Wednesday, November 21, 2012

They are why we teach...

The past three weeks have been THE most challenging weeks of my teaching career so far. Granted, that's only about a year and a half, but I always thought that the first year was the hardest. But the happenings of the last couple of weeks have been things that no college class, no student teaching experience, no workshop, and no text book could have ever prepared me for.

Let's back up to two weeks ago; I have learned that "Teacher Work Days" and "Professional Development" is teacher code for paperwork, paperwork, and more paperwork. As I sat in our "Professional Development" session listening to all the stuff that was expected of me I became more and more discouraged. This was not what I signed up for. I'm here to teach, to coach, to mentor, to work with students. Not to write papers and sit through meetings that won't have an impact on my ability to teach in any way. But as the "stuff" piled up, so did the discouragement and for the first time in my entire life I started wondering, "what could I do besides teach?" (And for those of you who know me, you know that when I say "my entire life" I mean, my entire life. All I've wanted to do since I learned what a teacher was is to be a teacher.)

As the weeks went on, so did the assignments, paperwork, needless meetings, and flaming hoops to jump through. I'd had all I could take. I stayed late on Friday night doing all the things I needed to get done so that I could go home and spend Saturday and Sunday thinking about anything besides school.

Boy, was I wrong.

Around 1:30am on Saturday I received a call that the unthinkable had happened. Four of our students were in a very serious car accident, and one of them didn't make it. His name was Ronald. He was a proud FFA member and fire fighter. He was on our Hunter Safety Team. He was on our Tool ID team. He was at every meeting causing roars of laughter everywhere he went. He was a hard worker, probably the hardest working student I've ever taught. He was mischievous, and silly, and funny, and caring... and now he was gone.

This is the hardest thing about teaching that I have ever experienced. Harder than any assignment or duty or workshop or professional development. And it took me until Saturday afternoon when I was talking to my teaching partner understand why exactly this was so hard: because this was meaningful.

I realized in that moment that I don't teach because I think it is absolutely imperative that every student in the world be able to calculate board feet or remember the formula for photosynthesis or remember what comes between the gizzard and the cloaca in a chicken. I teach because I like helping students. And in 30 years, no matter if I'm teaching or if I've moved on to another calling in life, I won't remember what his grade was or what he scored on the final. I won't remember if he was able to demonstrate higher order thinking skills during our Paideia. But I will remember how he found a hand full of zip ties and attached them to everything he could in my classroom (there's still one on my door knob that I can't get off.) And I will remember how he taped his initials on the wall and when I made him take it down he took the paint down with it. And I will remember how he looked so goofy with his Wranglers tucked inside his cowboy boots and how he didn't care that he looked goofy.

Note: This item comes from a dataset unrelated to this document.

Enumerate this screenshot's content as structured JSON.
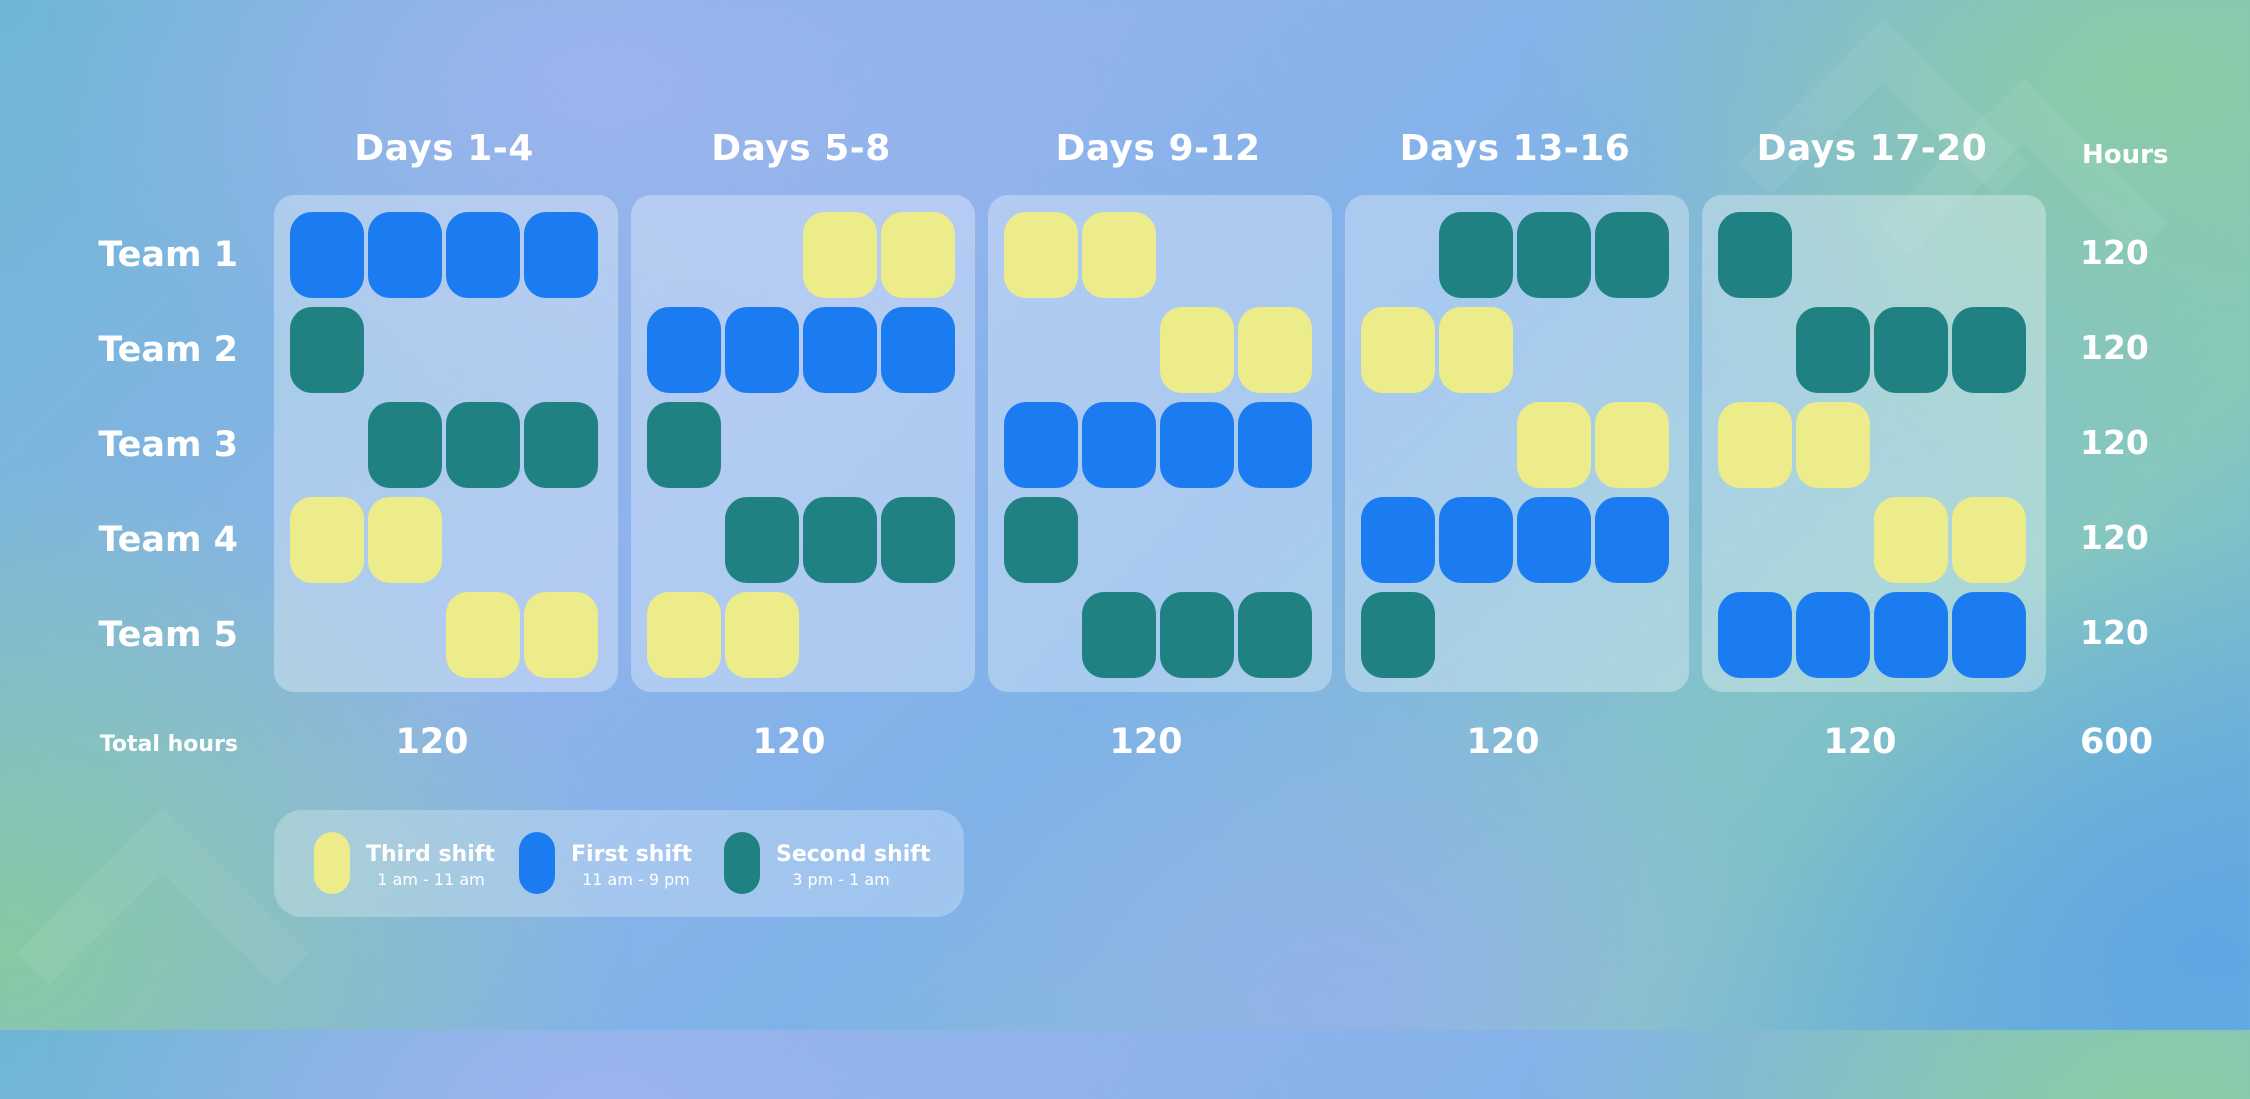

And those are the things I will remember because those are the things that are meaningful, the things that mattered.

I have spent the last 3 days worrying, not over my lesson plans, but over my students. I haven't been very good at attendance and I haven't done a great job getting my purchase orders to the bookkeeper or signing in and out, but I have tried to be there for my students every possible moment because they are what matters. They are all that matters. They are why we teach. And if we neglect them, then we negate our entire purpose for being here. If we allow the paperwork, and the politics, and the stuff to take priority over them, then we have failed them.

They are what matters. They are all that matters. They are why. we. teach.

1 comment:

simplysouthern said...

I'm so sorry Elizabeth. I remember losing my best friend, also in a 4 person car crash, when at Central & that was honestly one of the hardest things I'd been through to that date. I can honestly say that I specifically remember the individual teachers that were so compassionate during that time. I also quickly had my eyes opened to the ones who shouldn't have been teaching unfortunately. So let this be of some solace to you - your students WILL remember how you loved on them during this time. I speak from experience and I wouldn't take anything for the teachers who just let us be quiet, for the ones who just gave the shoulder squeeze/hug, for those who put hw/test scores/getting through their lesson plan timelines to the side to be REAL teachers during a time of REAL pain. Again, I'm so so so sorry for your loss/your students loss of their friend & for the FFA's loss - he sounds as if he was a wonderful addition to the blue & gold. I know words seem feeble at times like these but it's my prayer that God will continue whisper the words of encouragement to you as you reflect and remember why you're in it to be a true teacher/mentor.